14 Responses to “Finally, Some Good News. Bug Burgers Coming.”

  1. Actually, a lot of activity in this area. My favorite (because I had a chance to coach them on their pitch) is Six Foods…

  2. You’re probably just kidding about “Are they gluten-free?” but please don’t go there.

    Celiac disease is rare, and yet, way too many people give up gluten and foolishly claim to feel better.

    If anyone is worried, get the blood test. Most likely, your doctor will send you home and tell you to eat sandwiches with reckless abandon.

    In any case, bug burgers sound lovely. Why is Europe leading the way on this?

  3. wpNSAlito Says:

    Bugs or no bugs, I’d like to find some meatless hot dogs like those I ate in Massachusetts in the 80s.
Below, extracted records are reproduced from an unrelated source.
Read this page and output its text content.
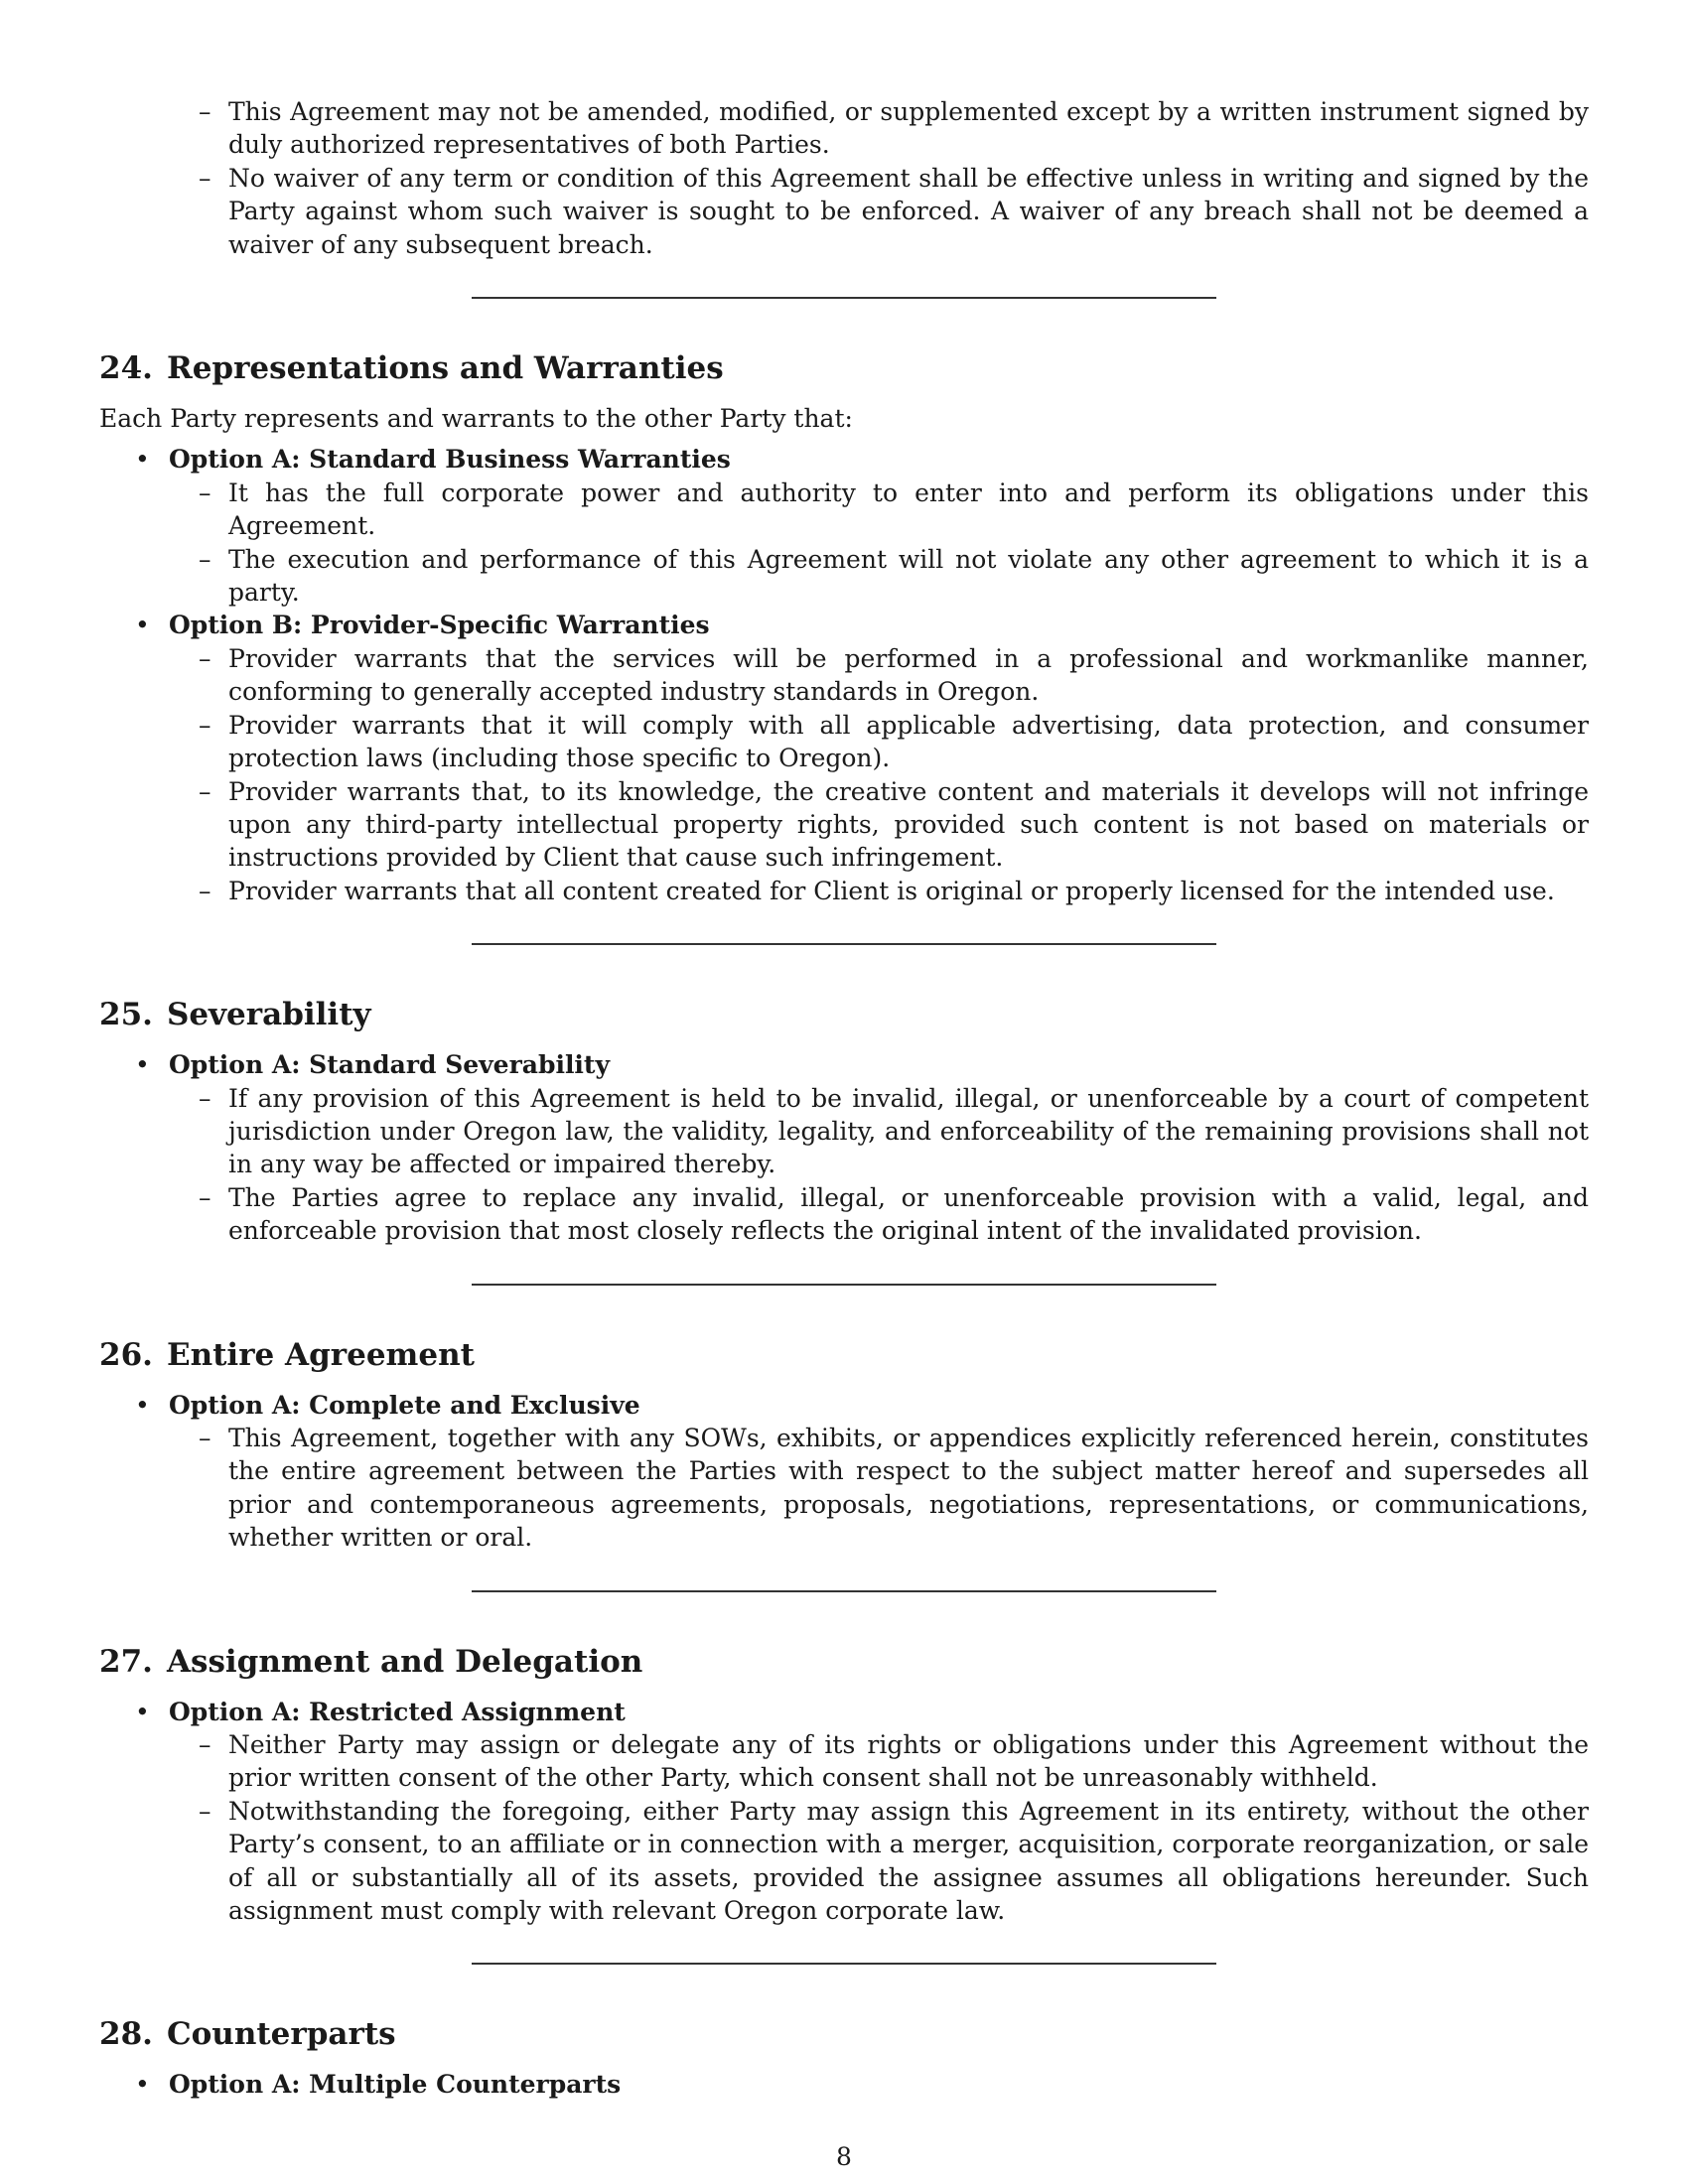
– This Agreement may not be amended, modified, or supplemented except by a written instrument signed by duly authorized representatives of both Parties.
– No waiver of any term or condition of this Agreement shall be effective unless in writing and signed by the Party against whom such waiver is sought to be enforced. A waiver of any breach shall not be deemed a waiver of any subsequent breach.
24. Representations and Warranties
Each Party represents and warrants to the other Party that:
• Option A: Standard Business Warranties
– It has the full corporate power and authority to enter into and perform its obligations under this Agreement.
– The execution and performance of this Agreement will not violate any other agreement to which it is a party.
• Option B: Provider-Specific Warranties
– Provider warrants that the services will be performed in a professional and workmanlike manner, conforming to generally accepted industry standards in Oregon.
– Provider warrants that it will comply with all applicable advertising, data protection, and consumer protection laws (including those specific to Oregon).
– Provider warrants that, to its knowledge, the creative content and materials it develops will not infringe upon any third-party intellectual property rights, provided such content is not based on materials or instructions provided by Client that cause such infringement.
– Provider warrants that all content created for Client is original or properly licensed for the intended use.
25. Severability
• Option A: Standard Severability
– If any provision of this Agreement is held to be invalid, illegal, or unenforceable by a court of competent jurisdiction under Oregon law, the validity, legality, and enforceability of the remaining provisions shall not in any way be affected or impaired thereby.
– The Parties agree to replace any invalid, illegal, or unenforceable provision with a valid, legal, and enforceable provision that most closely reflects the original intent of the invalidated provision.
26. Entire Agreement
• Option A: Complete and Exclusive
– This Agreement, together with any SOWs, exhibits, or appendices explicitly referenced herein, constitutes the entire agreement between the Parties with respect to the subject matter hereof and supersedes all prior and contemporaneous agreements, proposals, negotiations, representations, or communications, whether written or oral.
27. Assignment and Delegation
• Option A: Restricted Assignment
– Neither Party may assign or delegate any of its rights or obligations under this Agreement without the prior written consent of the other Party, which consent shall not be unreasonably withheld.
– Notwithstanding the foregoing, either Party may assign this Agreement in its entirety, without the other Party’s consent, to an affiliate or in connection with a merger, acquisition, corporate reorganization, or sale of all or substantially all of its assets, provided the assignee assumes all obligations hereunder. Such assignment must comply with relevant Oregon corporate law.
28. Counterparts
• Option A: Multiple Counterparts
8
I put so much junk on mine (mustard, relish, onions), that the dog itself is largely for texture.

  4. Gingerbaker Says:

    You would have to pay me to eat this stuff. And I still would not eat it.
    Bon appetite.

  5. Tom Bates Says:

    I tell you what, I will eat beef, you eat the insects, I have a surplus of insects and will send you all mine. My kids are not going to eat insects either even if we have to send the army to make sure the third world practices birth control.

    • dumboldguy Says:

      WARNING! Bates’ “surplus of insects” are the larvae that have been eating his brain. Anyone who eats them risks getting a variant of mad cow disease called “moronic climate change denier disease” (MCCDD). BEWARE!

      And I love the irony of “send the army”—-Bates would send OTHER people’s children to war so that HIS children don’t have to eat bugs—spoken like a true plutocrat.

  6. Tom Bates Says:

    You might note the recipe calls for yogurt which if memory serves me correctly comes from milk which is mostly from cows which if memory serves me correctly are beef as well. Apparently you cannot eat insects directly even if you are a wacko.

    Rice requires huge areas of cleared land and plenty of water along with tons of chemicals. That rice destroyed wildlife habitat in the millions of hectors so maybe the wackos do not mind destroying the world, they only want the appearance of being for Mother Ghia.

  7. dumboldguy Says:

    As the population grows and climate change negatively impacts agriculture, we are at some future point likely going to have to “eat bugs”. The Chick-fil-A cow saying “Eat Mor Chikin” will morph into a chicken saying “Eat Mor Bugs” as we slide lower on the food chain.

    Just hope that we don’t get to the Soylent Green stage—although from a resource utilization standpoint, it does make sense to use dead humans for something useful rather than just bury them—for instance, I suggest that Bates and his ilk be freeze-dried and used for doorstops or paperweights.

    • Gingerbaker Says:

      “As the population grows and climate change negatively impacts agriculture, we are at some future point likely going to have to “eat bugs””

      I really hope you are wrong about this. Because by the time we are reduced to needing to eat bugs, society is almost certain to have collapsed. We will be eating each other in places, and dying off like mad. People will do almost anything when they have had nothing to eat for a week.

      The bright spot for us Americans is that our population, and the populations of most 1st world nations is pretty much stabilized already. The real growth will take place in areas where people 1) don’t burn much carbon and 2) have never had enough to eat.

      Which means, if we are lucky, our breadbaskets will not be decimated in 100 years, our grasslands will persevere, and we all could be happily cooking our T-bones on electric grills. And distributing food to everyone on the planet, as our global population level falls.

      But if we do not build our RE fast enough, or get unlucky with feedbacks, we are going to miss the crucial temperature mark. And our ability to raise enough food to feed even ourselves is going to be in real jeopardy. And then, it is over for the civilization we know.